5. Section 12(3) enables the assessing authority to levy the penalty. It contains two distinct compartments. The first one is that the assessing authority has the power to direct the dealer to pay in addition to the tax assessed a penalty not exceeding 1 times the amount of tax due on the turnover that was not wilfully disclosed by the dealer in his return. The second compartment is that in the case of failure to submit a return he could be directed to pay 1 times the tax assessed. In the former case, a return which has been accepted, or at least acceptable by the department is available. In the latter case, there is no such return at all. The expression 'failure to submit a return' in the latter compartment of Section 12(3) obviously would include a case where a wilful wrong return has been filed and that with an amount of deliberateness and wantonness. In a case where the record as well as the findings of the courts below disclose that there has been a deliberate departure from the process adoptable normally by an assessee and in consequence the reasonable impression is that the return is merely a pad of paper, then such a situation is equatable to a case of a failure to submit a return. It Is in this context and in the conspectus of the events that transpired that the authorities viewed the situation as a case where there has been no return at all.

6. The argument however is that the finding in the instant case that there has been no return and that the return filed has been rejected, is against the dicta of this Court, in Bata Shoe Co.
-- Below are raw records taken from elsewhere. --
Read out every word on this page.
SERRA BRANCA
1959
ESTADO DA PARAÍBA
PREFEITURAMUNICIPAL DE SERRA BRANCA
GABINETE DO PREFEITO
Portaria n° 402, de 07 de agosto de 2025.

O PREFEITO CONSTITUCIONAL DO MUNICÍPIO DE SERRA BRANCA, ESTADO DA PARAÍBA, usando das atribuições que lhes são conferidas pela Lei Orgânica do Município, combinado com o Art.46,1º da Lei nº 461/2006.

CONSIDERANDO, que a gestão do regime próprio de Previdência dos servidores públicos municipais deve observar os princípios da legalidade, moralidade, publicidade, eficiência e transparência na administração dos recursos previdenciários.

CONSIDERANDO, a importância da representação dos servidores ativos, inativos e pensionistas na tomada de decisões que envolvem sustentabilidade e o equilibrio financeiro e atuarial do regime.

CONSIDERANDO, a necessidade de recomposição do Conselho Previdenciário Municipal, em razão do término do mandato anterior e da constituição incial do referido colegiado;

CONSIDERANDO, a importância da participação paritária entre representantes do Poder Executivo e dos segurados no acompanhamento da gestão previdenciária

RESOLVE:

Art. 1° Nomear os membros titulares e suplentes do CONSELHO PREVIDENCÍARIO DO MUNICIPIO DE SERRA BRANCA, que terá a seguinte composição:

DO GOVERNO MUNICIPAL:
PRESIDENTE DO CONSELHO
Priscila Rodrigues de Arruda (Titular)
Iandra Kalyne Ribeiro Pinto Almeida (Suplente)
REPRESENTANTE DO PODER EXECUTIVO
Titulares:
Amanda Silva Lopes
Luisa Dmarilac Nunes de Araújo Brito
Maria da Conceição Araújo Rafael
Ltd. v. Joint Commercial Tax Officer [1968] 21 S.T.C. 135. A Division Bench of this Court to which I was a party expressed the view that if a return is filed before the assessment order is made, it ought not to be ignored and that has to be taken into consideration by the assessing officer in making the assessment. In the instant case, the circumstances disclose that the petitioner, conscious of the penal provisions under Section 12(3), wanted to file a return and make a show of it, so that he could escape the higher scale of penalty. This is how his conduct has been described by the authorities. It is in these circumstances that I am of the view that this is virtually a case of a no return, though an attempt was made to usher in a deliberately incorrect return so as to gain an undue advantage in the matter of the penalty leviable under Section 12(3). On the basis of this return, it is argued that the penalty cannot be under the second compartment of Section 12(3), but should be under the first. In the peculiar circumstances, I am unable to agree with the contention of the learned Counsel for the petitioner that the yardstick as to penalty adopted by the authorities is incorrect and inapplicable. Having regard to the fact that there were no accounts and the return was submitted at a time when almost a decision was made by the authorities to assess him on the best judgment method and when the petitioner did not avail himself of every opportunity to prove his return, the proposal made by the department in their notice to assess him under the best judgment basis under Section 12(2) was quite in order; again, as ultimately the authorities found that the assessee was a person who willy-nilly attempted to avoid and evade the payment of tax, I am of the view that the second compartment of Sub-section (3) of Section 12 is applicable and the Tribunal was right in having levied the penalty, as also the quantum thereof. The order does not pose any error of jurisdiction or any other apparent error.

The writ petition is dismissed. There will be no order as to costs.